As usual in this verse, I’ve decided to make an AU where they did not meet on the side of the road or by Gold getting David to pull Belle over. No, instead, they’re going to meet a new way because why not?
“Carpooling?”
Belle nodded. “The Mayor announced it this morning. All Storybrooke residents who work in the downtown area are being advised to join a new community initiative.” She added a little shrug at Ruby’s aghast face. “It’s for the good of the world. Cut back on carbon emissions, reduce oil intake, save on car repairs…”
She trailed off at Ruby’s expression changed from incredulous to mischevious. “What?”
“You’re only okay with this because you know Mr. Gold Cadillac has to sign up for it too,” Ruby pointed out. She kicked her feet up onto Belle’s desk, ignoring Belle’s grumble of disapproval. “So, tell me, did you sign up right away or…?”
Belle didn’t deign that with a response. She had signed up yesterday upon getting to work, and had already declined three different group requests but Ruby didn’t need to know that.
“He lives at least an exit or two further from me,” Belle reminded them both with a sigh. She nudged the few bites of Granny’s famous lasagna around her plate as she tried to avoid the awful truth of the matter. It was entirely possible he wouldn’t even sign up in the first place…
After all, the new carpool initiative wasn’t mandatory. It was just heavily encouraged along with a few tax breaks on vehicle registrations and the use of the newfangled community HOV lane the Mayor had pushed through almost overnight. Not every citizen would sign up, nor would they need to, but most of Storybrooke seemed to think it was harmless enough, even beneficial to the community in the long run.

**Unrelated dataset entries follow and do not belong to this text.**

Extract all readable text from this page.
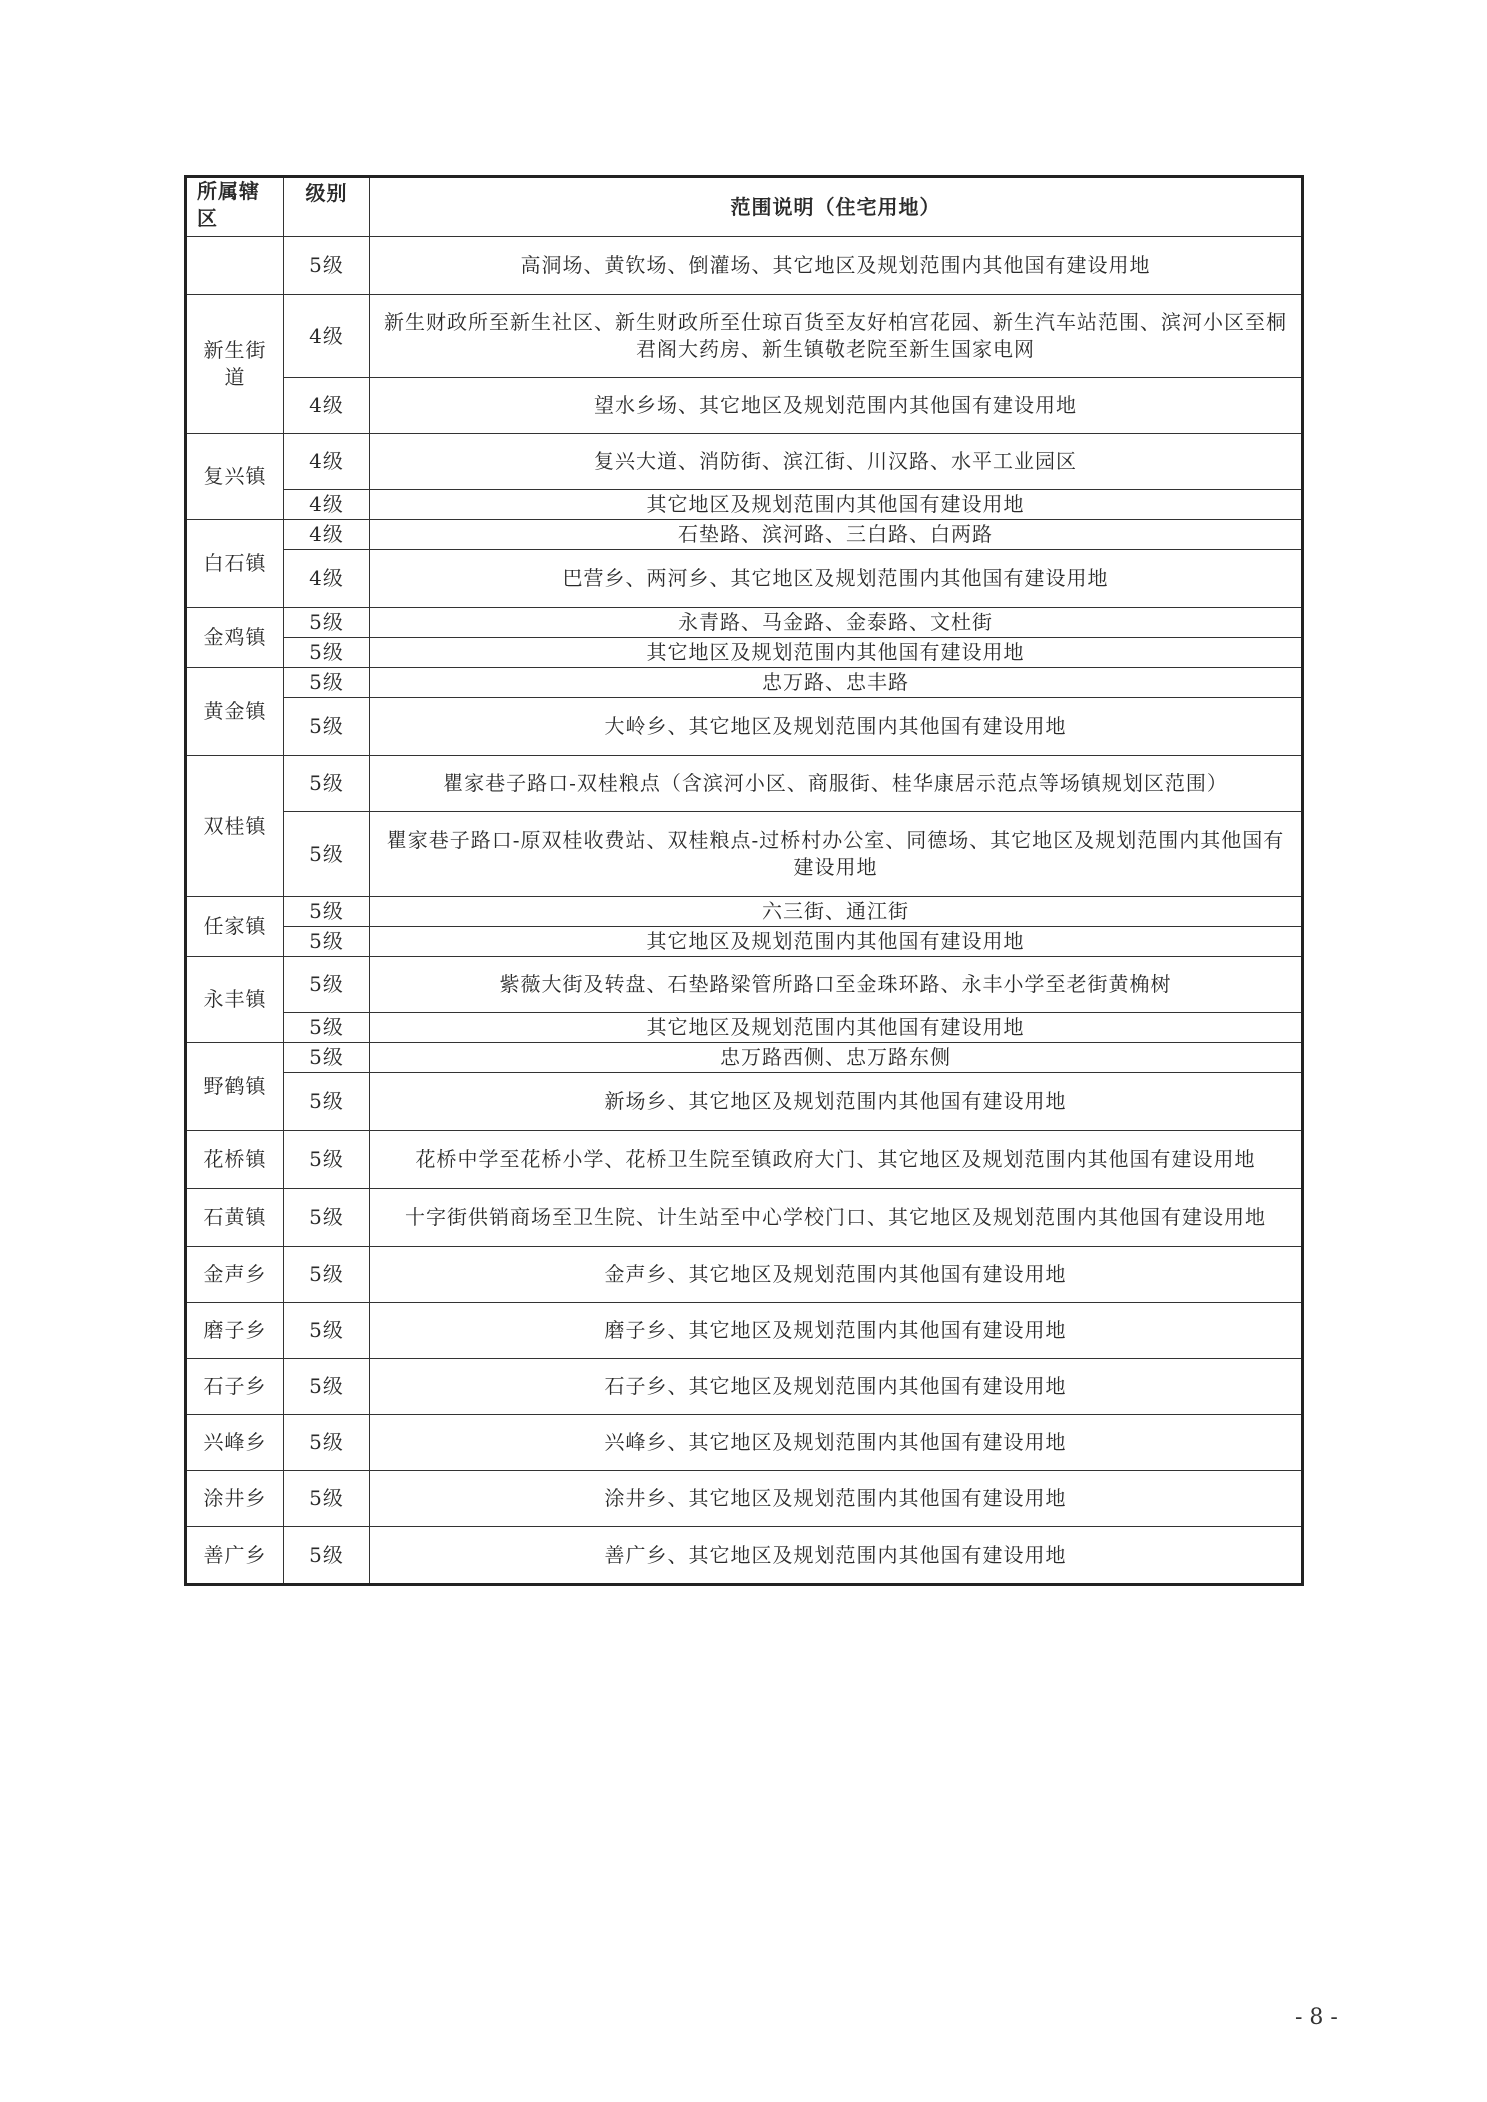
所属辖区	级别	范围说明（住宅用地）
	5级	高洞场、黄钦场、倒灌场、其它地区及规划范围内其他国有建设用地
新生街道	4级	新生财政所至新生社区、新生财政所至仕琼百货至友好柏宫花园、新生汽车站范围、滨河小区至桐君阁大药房、新生镇敬老院至新生国家电网
	4级	望水乡场、其它地区及规划范围内其他国有建设用地
复兴镇	4级	复兴大道、消防街、滨江街、川汉路、水平工业园区
	4级	其它地区及规划范围内其他国有建设用地
白石镇	4级	石垫路、滨河路、三白路、白两路
	4级	巴营乡、两河乡、其它地区及规划范围内其他国有建设用地
金鸡镇	5级	永青路、马金路、金泰路、文杜街
	5级	其它地区及规划范围内其他国有建设用地
黄金镇	5级	忠万路、忠丰路
	5级	大岭乡、其它地区及规划范围内其他国有建设用地
双桂镇	5级	瞿家巷子路口-双桂粮点（含滨河小区、商服街、桂华康居示范点等场镇规划区范围）
	5级	瞿家巷子路口-原双桂收费站、双桂粮点-过桥村办公室、同德场、其它地区及规划范围内其他国有建设用地
任家镇	5级	六三街、通江街
	5级	其它地区及规划范围内其他国有建设用地
永丰镇	5级	紫薇大街及转盘、石垫路梁管所路口至金珠环路、永丰小学至老街黄桷树
	5级	其它地区及规划范围内其他国有建设用地
野鹤镇	5级	忠万路西侧、忠万路东侧
	5级	新场乡、其它地区及规划范围内其他国有建设用地
花桥镇	5级	花桥中学至花桥小学、花桥卫生院至镇政府大门、其它地区及规划范围内其他国有建设用地
石黄镇	5级	十字街供销商场至卫生院、计生站至中心学校门口、其它地区及规划范围内其他国有建设用地
金声乡	5级	金声乡、其它地区及规划范围内其他国有建设用地
磨子乡	5级	磨子乡、其它地区及规划范围内其他国有建设用地
石子乡	5级	石子乡、其它地区及规划范围内其他国有建设用地
兴峰乡	5级	兴峰乡、其它地区及规划范围内其他国有建设用地
涂井乡	5级	涂井乡、其它地区及规划范围内其他国有建设用地
善广乡	5级	善广乡、其它地区及规划范围内其他国有建设用地
- 8 -
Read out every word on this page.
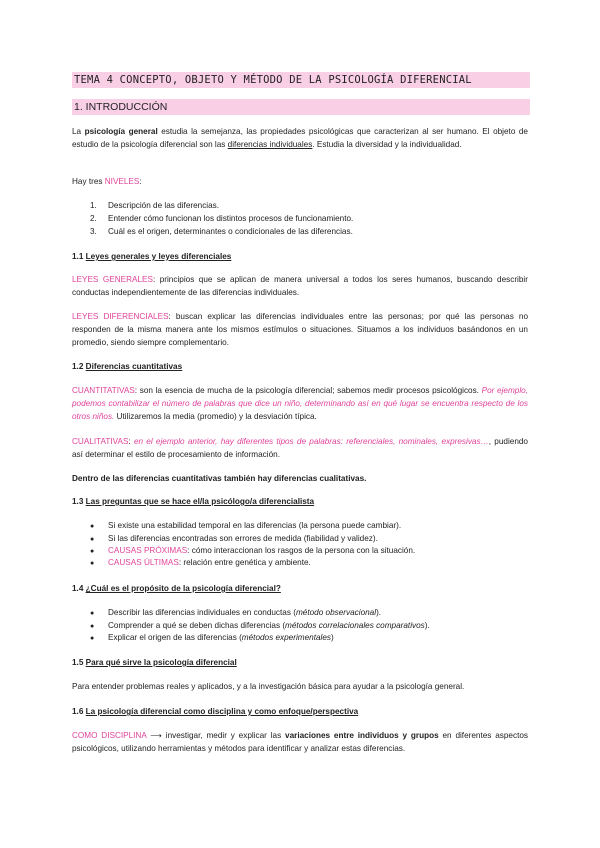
TEMA 4 CONCEPTO, OBJETO Y MÉTODO DE LA PSICOLOGÍA DIFERENCIAL
1. INTRODUCCIÓN
La psicología general estudia la semejanza, las propiedades psicológicas que caracterizan al ser humano. El objeto de estudio de la psicología diferencial son las diferencias individuales. Estudia la diversidad y la individualidad.
Hay tres NIVELES:
1. Descripción de las diferencias.
2. Entender cómo funcionan los distintos procesos de funcionamiento.
3. Cuál es el origen, determinantes o condicionales de las diferencias.
1.1 Leyes generales y leyes diferenciales
LEYES GENERALES: principios que se aplican de manera universal a todos los seres humanos, buscando describir conductas independientemente de las diferencias individuales.
LEYES DIFERENCIALES: buscan explicar las diferencias individuales entre las personas; por qué las personas no responden de la misma manera ante los mismos estímulos o situaciones. Situamos a los individuos basándonos en un promedio, siendo siempre complementario.
1.2 Diferencias cuantitativas
CUANTITATIVAS: son la esencia de mucha de la psicología diferencial; sabemos medir procesos psicológicos. Por ejemplo, podemos contabilizar el número de palabras que dice un niño, determinando así en qué lugar se encuentra respecto de los otros niños. Utilizaremos la media (promedio) y la desviación típica.
CUALITATIVAS: en el ejemplo anterior, hay diferentes tipos de palabras: referenciales, nominales, expresivas…, pudiendo así determinar el estilo de procesamiento de información.
Dentro de las diferencias cuantitativas también hay diferencias cualitativas.
1.3 Las preguntas que se hace el/la psicólogo/a diferencialista
● Si existe una estabilidad temporal en las diferencias (la persona puede cambiar).
● Si las diferencias encontradas son errores de medida (fiabilidad y validez).
● CAUSAS PRÓXIMAS: cómo interaccionan los rasgos de la persona con la situación.
● CAUSAS ÚLTIMAS: relación entre genética y ambiente.
1.4 ¿Cuál es el propósito de la psicología diferencial?
● Describir las diferencias individuales en conductas (método observacional).
● Comprender a qué se deben dichas diferencias (métodos correlacionales comparativos).
● Explicar el origen de las diferencias (métodos experimentales)
1.5 Para qué sirve la psicología diferencial
Para entender problemas reales y aplicados, y a la investigación básica para ayudar a la psicología general.
1.6 La psicología diferencial como disciplina y como enfoque/perspectiva
COMO DISCIPLINA ⟶ investigar, medir y explicar las variaciones entre individuos y grupos en diferentes aspectos psicológicos, utilizando herramientas y métodos para identificar y analizar estas diferencias.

“This is a tourist thing, isn’t it?” Ruby muttered as she scrolled through her phone’s newsfeed. “Look, even Boston’s paper picked the story up.”
“Really?” Belle said, craning her neck to see over Ruby’s shoulder. “That’s great!”
“For Regina,” Ruby scoffed. “She’ll run on re-election with this alone- ‘My Carpool Plan Was Mentioned in the Boston Globe, Page 10, buried beneath the obituaries’.”
“Think she’s ordered two hundred copies or just went ahead and bought the actual printing press?” 
“She’s probably down in Boston now, handing papers out on the street,” Ruby said with a giggle. “Think they’ll keep her?”
“Unlikely,” Belle admitted. She idly checked her email to see if she had any new messages on the carpool community page and nearly stopped breathing at the fourth post down.
East Storybrooke Victorian Neighborhood. 6:00 AM-5:00 PM. Cadillac. Punctuals Only Need Apply.
Belle hastily clicked on the link, missing whatever Ruby was saying about Regina’s heritage. The page had four or five posters, most of who lived in the Victorian district of East Storybrooke judging by their questions.
One asked if the end of the day time was at all flexible. It was not.
Another asked if they could eat in the car. They could not.
The last person asked how far the original poster would be willing to travel for the carpool, and the answer was as far as exit 112.
That was her exit.
With shaking hands, Belle typed a quick response as Ruby helped herself to leftover garlic bread. She expressed an interest in the hours, explained she drove a Mustang so she would only be able to drive one other comfortably, and asked if there was still room available.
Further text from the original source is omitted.